Abbiamo letto recentemente chi ha contrapposto John Rawls a Karl Popper. Evidentemente non avendolo studiato a dovere per poterne parlare. Il filosofo americano, lui si radicale, nel suo lavoro principale, A Theory of Justice (1971), stabilisce che una società giusta deve garantire a tutti un insieme di libertà fondamentali uguali, compatibili con un sistema di libertà per tutti. Tuttavia, egli riconosce anche che esistono limiti alla tolleranza: una società giusta non può tollerare idee o pratiche che minaccino le sue stesse fondamenta. Nel suo Political Liberalism (1993), Rawls introduce il concetto di “ragione pubblica“, affermando che le decisioni politiche devono essere giustificate con argomenti che tutti possono accettare.

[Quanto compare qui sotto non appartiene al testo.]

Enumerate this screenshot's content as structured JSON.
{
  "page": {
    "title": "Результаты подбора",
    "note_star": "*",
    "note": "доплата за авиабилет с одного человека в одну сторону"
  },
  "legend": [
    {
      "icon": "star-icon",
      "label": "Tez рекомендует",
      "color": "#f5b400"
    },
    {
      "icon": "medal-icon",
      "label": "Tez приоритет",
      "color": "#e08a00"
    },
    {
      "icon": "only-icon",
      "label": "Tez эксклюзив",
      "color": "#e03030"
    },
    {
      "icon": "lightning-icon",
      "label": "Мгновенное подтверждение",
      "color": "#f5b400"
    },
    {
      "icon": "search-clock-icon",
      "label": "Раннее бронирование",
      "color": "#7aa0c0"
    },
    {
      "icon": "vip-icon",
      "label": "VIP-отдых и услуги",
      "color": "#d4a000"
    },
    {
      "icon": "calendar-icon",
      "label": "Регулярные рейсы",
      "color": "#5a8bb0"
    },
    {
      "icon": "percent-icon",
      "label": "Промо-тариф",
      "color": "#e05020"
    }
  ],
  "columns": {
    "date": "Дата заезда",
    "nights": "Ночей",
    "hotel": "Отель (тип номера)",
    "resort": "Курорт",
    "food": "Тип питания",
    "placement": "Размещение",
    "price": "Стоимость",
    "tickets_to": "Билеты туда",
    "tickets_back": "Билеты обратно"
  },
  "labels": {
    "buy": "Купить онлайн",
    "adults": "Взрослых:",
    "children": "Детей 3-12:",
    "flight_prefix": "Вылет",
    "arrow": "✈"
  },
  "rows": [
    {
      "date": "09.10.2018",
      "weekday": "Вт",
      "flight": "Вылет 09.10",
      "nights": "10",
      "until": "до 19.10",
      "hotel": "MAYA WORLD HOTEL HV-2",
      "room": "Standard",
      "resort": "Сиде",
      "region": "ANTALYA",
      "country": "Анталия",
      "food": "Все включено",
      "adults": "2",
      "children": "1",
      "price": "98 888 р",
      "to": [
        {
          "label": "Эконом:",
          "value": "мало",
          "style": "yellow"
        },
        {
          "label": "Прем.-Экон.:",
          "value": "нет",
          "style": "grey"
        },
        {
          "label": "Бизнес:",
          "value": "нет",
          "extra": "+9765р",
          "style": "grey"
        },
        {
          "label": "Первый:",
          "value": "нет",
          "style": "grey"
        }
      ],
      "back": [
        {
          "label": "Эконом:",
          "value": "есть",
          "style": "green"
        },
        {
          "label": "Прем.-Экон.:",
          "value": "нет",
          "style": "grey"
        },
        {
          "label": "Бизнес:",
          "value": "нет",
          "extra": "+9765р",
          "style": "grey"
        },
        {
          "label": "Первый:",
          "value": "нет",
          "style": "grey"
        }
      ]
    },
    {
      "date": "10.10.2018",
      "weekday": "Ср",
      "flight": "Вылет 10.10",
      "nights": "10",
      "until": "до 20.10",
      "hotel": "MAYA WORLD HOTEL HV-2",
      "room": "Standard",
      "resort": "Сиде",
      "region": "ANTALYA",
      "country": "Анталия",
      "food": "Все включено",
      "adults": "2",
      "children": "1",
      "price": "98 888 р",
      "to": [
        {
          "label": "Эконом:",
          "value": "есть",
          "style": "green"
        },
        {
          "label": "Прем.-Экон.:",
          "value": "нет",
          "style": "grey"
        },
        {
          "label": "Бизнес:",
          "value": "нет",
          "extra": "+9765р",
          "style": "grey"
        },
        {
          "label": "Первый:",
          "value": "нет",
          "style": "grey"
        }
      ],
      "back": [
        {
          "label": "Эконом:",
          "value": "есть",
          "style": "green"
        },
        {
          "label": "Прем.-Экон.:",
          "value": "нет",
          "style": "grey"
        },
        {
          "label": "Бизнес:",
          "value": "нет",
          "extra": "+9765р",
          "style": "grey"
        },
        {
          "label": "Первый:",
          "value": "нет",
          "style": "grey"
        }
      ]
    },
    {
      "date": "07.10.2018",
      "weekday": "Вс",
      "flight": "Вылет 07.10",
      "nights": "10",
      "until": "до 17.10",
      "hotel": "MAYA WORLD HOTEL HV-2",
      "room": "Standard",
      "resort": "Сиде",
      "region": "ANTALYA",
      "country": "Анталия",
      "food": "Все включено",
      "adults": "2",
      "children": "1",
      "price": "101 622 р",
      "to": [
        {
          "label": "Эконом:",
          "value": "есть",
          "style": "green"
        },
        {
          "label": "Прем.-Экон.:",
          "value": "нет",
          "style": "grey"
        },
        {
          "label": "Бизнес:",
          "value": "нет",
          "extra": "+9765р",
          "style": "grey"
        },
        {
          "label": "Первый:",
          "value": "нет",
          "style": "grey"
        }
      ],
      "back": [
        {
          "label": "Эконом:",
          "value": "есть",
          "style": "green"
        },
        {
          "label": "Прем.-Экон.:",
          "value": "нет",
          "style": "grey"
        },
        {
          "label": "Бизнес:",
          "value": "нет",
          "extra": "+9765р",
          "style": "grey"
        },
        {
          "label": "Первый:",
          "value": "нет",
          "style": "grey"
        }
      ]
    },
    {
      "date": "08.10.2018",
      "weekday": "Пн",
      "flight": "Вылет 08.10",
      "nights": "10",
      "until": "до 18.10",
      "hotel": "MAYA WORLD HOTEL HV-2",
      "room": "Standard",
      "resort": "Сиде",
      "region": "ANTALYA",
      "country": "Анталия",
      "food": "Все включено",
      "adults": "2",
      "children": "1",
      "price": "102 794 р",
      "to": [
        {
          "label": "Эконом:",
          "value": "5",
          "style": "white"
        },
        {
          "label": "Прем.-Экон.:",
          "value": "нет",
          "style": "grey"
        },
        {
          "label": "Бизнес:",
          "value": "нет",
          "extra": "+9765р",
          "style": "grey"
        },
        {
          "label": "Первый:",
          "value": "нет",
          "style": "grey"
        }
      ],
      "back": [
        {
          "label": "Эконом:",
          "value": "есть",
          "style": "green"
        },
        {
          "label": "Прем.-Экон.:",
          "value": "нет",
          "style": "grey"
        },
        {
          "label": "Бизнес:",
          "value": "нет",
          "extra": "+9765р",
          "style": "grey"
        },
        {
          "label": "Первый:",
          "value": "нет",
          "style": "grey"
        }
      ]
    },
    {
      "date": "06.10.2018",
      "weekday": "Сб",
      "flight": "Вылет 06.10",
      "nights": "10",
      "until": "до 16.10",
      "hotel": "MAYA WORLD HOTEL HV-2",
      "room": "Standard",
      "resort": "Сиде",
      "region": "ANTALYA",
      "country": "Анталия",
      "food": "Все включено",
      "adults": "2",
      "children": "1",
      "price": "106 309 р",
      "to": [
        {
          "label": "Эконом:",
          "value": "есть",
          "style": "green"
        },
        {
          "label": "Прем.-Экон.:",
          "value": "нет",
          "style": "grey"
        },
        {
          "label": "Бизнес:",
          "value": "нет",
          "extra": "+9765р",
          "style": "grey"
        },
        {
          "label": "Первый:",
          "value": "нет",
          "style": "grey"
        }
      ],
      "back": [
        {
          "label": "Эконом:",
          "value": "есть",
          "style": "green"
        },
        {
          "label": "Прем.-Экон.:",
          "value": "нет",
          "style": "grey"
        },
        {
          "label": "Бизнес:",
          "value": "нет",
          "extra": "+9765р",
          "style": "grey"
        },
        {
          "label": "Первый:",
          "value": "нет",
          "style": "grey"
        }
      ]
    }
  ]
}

Affermando in pratica la stessta ragione di Karl Popper, in quanto le idee intolleranti, che non possono essere giustificate pubblicamente in modo ragionevole, non devono essere ammesse. Quindi l’intolleranza diventa difesa preventiva contro quelle idee e pratiche che minano la libertà e l’uguaglianza, principi fondamentali per qualsiasi struttura sociale giusta.
Ecco quindi il ruolo importante dell’arte: la sua capacità di essere un cavo trasmettitore di bellezza, attraverso messaggi sociali e politici. Friedrich Schiller, il quale, nella sua opera Lettere sull’educazione estetica dell’uomo (1794), sostiene che l’arte ha il potere di elevare l’animo umano, avvicinandolo all’ideale di bellezza e armonia. Schiller vede nell’arte non solo un mezzo per comunicare e resistere, ma un veicolo per la realizzazione dell’umanità stessa, in cui bellezza e moralità si fondono.
Forgiando la cosiddetta “anima bella“
Il murale di Paola Egonu, quindi, non è soltanto un atto di resistenza contro l’intolleranza e la discriminazione, ma anche un esempio sublime di come l’arte possa fungere da cavo trasmettitore di bellezza, capace di trasformare lo spazio pubblico in un luogo di riflessione e contemplazione. La bellezza dell’opera non risiede solo nella sua forma estetica, ma anche nella sua capacità di connettere le persone. Poiché bellezza è sinonimo di giustizia.